For Roselle “Hibi” Carrillo, who graduated from Lynn Classical High School in 2021, portraits are also a reflection of their lineage and their culture.
“I think of my community in the arts space and of my people in the Philippines. My people are very poorly represented… I think for me to be involved in all of these spaces is a big step for everyone, ”said Carillo, a future freshman at the School of the Museum of Fine Arts of Tufts. .
“Do you see a dark-haired person being who they are on a wall?” I think it inspired me to work harder not to hide and become the person I am now and expand my work for the future.
This is Slaughter’s first museum, reflecting their mission and that of Abloh: to create space by taking space and making your story your own.

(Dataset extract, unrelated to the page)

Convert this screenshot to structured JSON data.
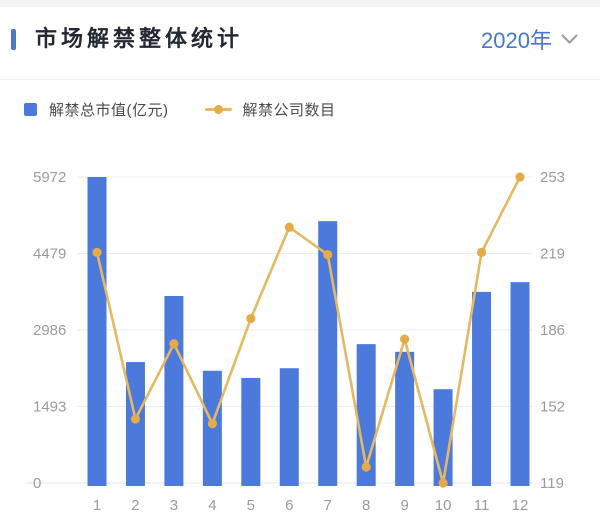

“Growing up, I never saw people who look like me in museums,” Slaughter said. “Being able to give this gift to someone is a big deal. What Virgil taught me is precious. My art must not be anything other than it already is. I do it because I document the history of the present, our future past, and being able to bring it to a museum brings me so much joy. It’s not just my art on the wall. This is the art of my community on the wall.
We are worthy. We are luxury. And these are our stories to tell, to make mountains of melancholy beauty.